Мало того, что Жекки терзалась бешеной ревностью, ей по-прежнему не хватало духу заявить напрямик о своих подозрениях, а значит, ее терзания только усиливались. Она была убеждена, что Аболешев со свойственной ему прямотой, в случае чего, тотчас подтвердит ее обвинения, и тогда ему не останется ничего другого, как заняться оформлением развода. А развод с ним представлялся ей такой катастрофой, страшнее которой была, пожалуй, лишь смерть — ее или его, не важно. Жекки давно не разделяла себя с ним, и как ей казалось, не смотря на почти полную уверенность в его измене, Аболешев точно так же не разделял свою, и ее жизнь, и в глубине души по-прежнему был предан лишь ей одной. Так, по крайней мере, говорило ей сердце. Следовательно, всякие объяснения, демонстративные приступы ревности и тому подобные проявления справедливого негодования не только лишались смысла, но и могли добавить новые сожаления в придачу к уже существующим.

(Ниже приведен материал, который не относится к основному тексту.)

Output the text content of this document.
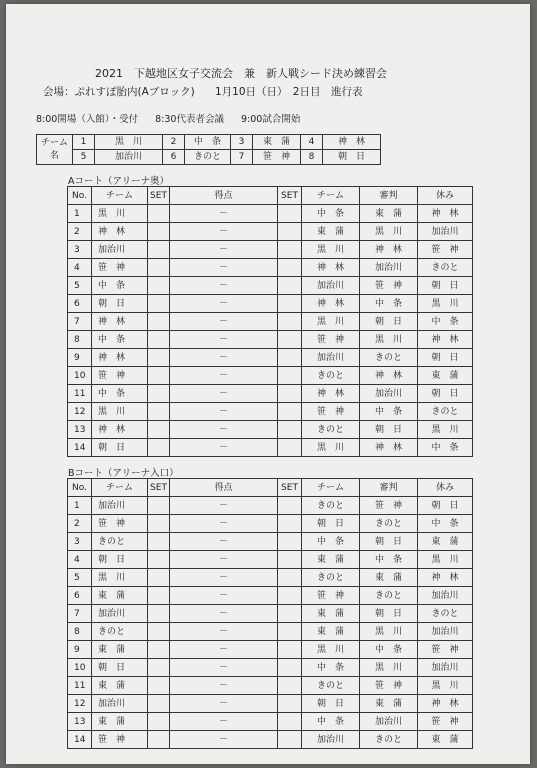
2021　下越地区女子交流会　兼　新人戦シード決め練習会
会場：ぷれすぽ胎内(Aブロック) 1月10日（日）　2日目　進行表
8:00開場（入館）・受付 8:30代表者会議 9:00試合開始
チーム名	1	黒　川	2	中　条	3	東　蒲	4	神　林
	5	加治川	6	きのと	7	笹　神	8	朝　日
Aコート（アリーナ奥）
No.	チーム	SET	得点	SET	チーム	審判	休み
1	黒　川		－		中　条	東　蒲	神　林
2	神　林		－		東　蒲	黒　川	加治川
3	加治川		－		黒　川	神　林	笹　神
4	笹　神		－		神　林	加治川	きのと
5	中　条		－		加治川	笹　神	朝　日
6	朝　日		－		神　林	中　条	黒　川
7	神　林		－		黒　川	朝　日	中　条
8	中　条		－		笹　神	黒　川	神　林
9	神　林		－		加治川	きのと	朝　日
10	笹　神		－		きのと	神　林	東　蒲
11	中　条		－		神　林	加治川	朝　日
12	黒　川		－		笹　神	中　条	きのと
13	神　林		－		きのと	朝　日	黒　川
14	朝　日		－		黒　川	神　林	中　条
Bコート（アリーナ入口）
No.	チーム	SET	得点	SET	チーム	審判	休み
1	加治川		－		きのと	笹　神	朝　日
2	笹　神		－		朝　日	きのと	中　条
3	きのと		－		中　条	朝　日	東　蒲
4	朝　日		－		東　蒲	中　条	黒　川
5	黒　川		－		きのと	東　蒲	神　林
6	東　蒲		－		笹　神	きのと	加治川
7	加治川		－		東　蒲	朝　日	きのと
8	きのと		－		東　蒲	黒　川	加治川
9	東　蒲		－		黒　川	中　条	笹　神
10	朝　日		－		中　条	黒　川	加治川
11	東　蒲		－		きのと	笹　神	黒　川
12	加治川		－		朝　日	東　蒲	神　林
13	東　蒲		－		中　条	加治川	笹　神
14	笹　神		－		加治川	きのと	東　蒲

«Пусть уж все будет, как будет, а там посмотрим», — решила она. С этой мыслью она она прожила весь последний год и с ней же вошла сейчас в бывший отцовский кабинет, ставший теперь законной резиденцией Аболешева.

XVI

Павел Всеволодович полулежал перед растопленным камином в широком кресле. От камина по комнате расходилось тепло и растекался завораживающий, трепещущий, как породившее его пламя, красноватый дремотный свет. Другое освещение отсутствовало вопреки наступившим сумеркам.

Красные всплески огня четко обрисовывали чугунные завитки каминной решетки, круглый циферблат каминных часов, светлое пятно от рубашки Аболешева, плотно обложенное невидимым бархатом его домашней куртки и чуть выше — бледное тонкое лицо, обросшее темной щетиной. Из-за невыбритых щек и висков обычно тщательно подстриженная маленькая бородка Аболешева, соединенная с изящной линией усов, казалась массивнее и грубее. Тонкие прямые черты лица сделались проще, размякли и потускнели.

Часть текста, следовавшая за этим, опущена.